Analysts have had mixed views on Disney earnings in recent months, boosting their December-quarter and full-year fiscal 2014 estimates by $0.02 per share each, but cutting their out-year fiscal 2015 projections by a nickel per share. The stock has continued its advance, rising 5% since late October.
Disney's September-quarter earnings report provided a good picture of just how broad-based and strong the company's empire remains. Sales rose 7%, pulling net income up by 12%, and the company's parks and resorts segment led the way with above-average gains in revenue and earnings. Theme-park ticket-price increases and merchandise and hotel room revenue helped offset an 8% drop in operating income from Disney's media-networks segment. Disney also said it would delay the release of the next installment of the Star Wars series from mid-2015 to late 2015, but that didn't creating any lasting drag on the stock.

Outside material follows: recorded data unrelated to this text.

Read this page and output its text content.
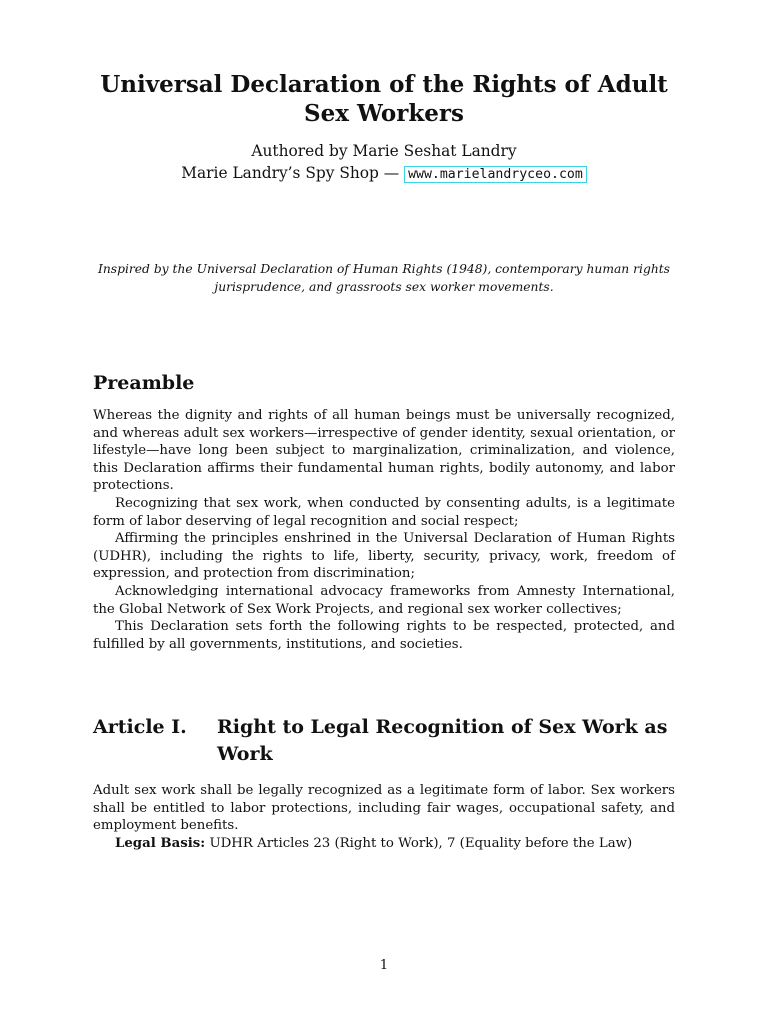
Universal Declaration of the Rights of Adult Sex Workers
Authored by Marie Seshat Landry
Marie Landry’s Spy Shop — www.marielandryceo.com
Inspired by the Universal Declaration of Human Rights (1948), contemporary human rights jurisprudence, and grassroots sex worker movements.
Preamble

Whereas the dignity and rights of all human beings must be universally recognized, and whereas adult sex workers—irrespective of gender identity, sexual orientation, or lifestyle—have long been subject to marginalization, criminalization, and violence, this Declaration affirms their fundamental human rights, bodily autonomy, and labor protections.

Recognizing that sex work, when conducted by consenting adults, is a legitimate form of labor deserving of legal recognition and social respect;

Affirming the principles enshrined in the Universal Declaration of Human Rights (UDHR), including the rights to life, liberty, security, privacy, work, freedom of expression, and protection from discrimination;

Acknowledging international advocacy frameworks from Amnesty International, the Global Network of Sex Work Projects, and regional sex worker collectives;

This Declaration sets forth the following rights to be respected, protected, and fulfilled by all governments, institutions, and societies.

Article I.	Right to Legal Recognition of Sex Work as Work

Adult sex work shall be legally recognized as a legitimate form of labor. Sex workers shall be entitled to labor protections, including fair wages, occupational safety, and employment benefits.

Legal Basis: UDHR Articles 23 (Right to Work), 7 (Equality before the Law)

1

Looking forward, one key deal involving Disney and Netflix could hold the key to yet another huge revenue stream for both companies. CEO Bob Iger said in November that the two companies would create a partnership to build several live-action series concepts based on Marvel characters. With so much potential content in the Marvel universe, Disney can afford to produce shows based on lesser-known characters without fear of cannibalizing demand from its feature film series on more popular characters. Moreover, with Netflix trying to hold Amazon at bay, Disney has leverage to get even more money for exclusive content deals and other value-added arrangements.
Disney doesn't have a wide-open field for industry domination, though. New pushes from NBC Universal and Fox to create rival sports networks of their own have caused some to worry about whether ESPN's command of the sports-broadcasting industry is a wide enough moat to last indefinitely. But with such a huge first-mover advantage, Disney has a head start that will make it difficult for its rivals to compete effectively unless they're able to build up their own critical mass of interest.
Moreover, Disney has some industries where it hasn't created a huge leadership advantage. In interactive gaming, for instance, Disney has seen repeated losses for years, and reports earlier today said that the company will lay off hundreds of employees at the division. Even so, interactive entertainment will remain an important piece of the industry, and Disney won't want to jettison its unit entirely if it can salvage profitable parts of it.
In the Disney earnings report, look beyond results of blockbuster films like Frozen to get a vision of the company's long-term growth strategy. With so many drivers to boost sales, Disney needs to be smart about choosing the path that will lead to the best possible prospects in the years and decades to come.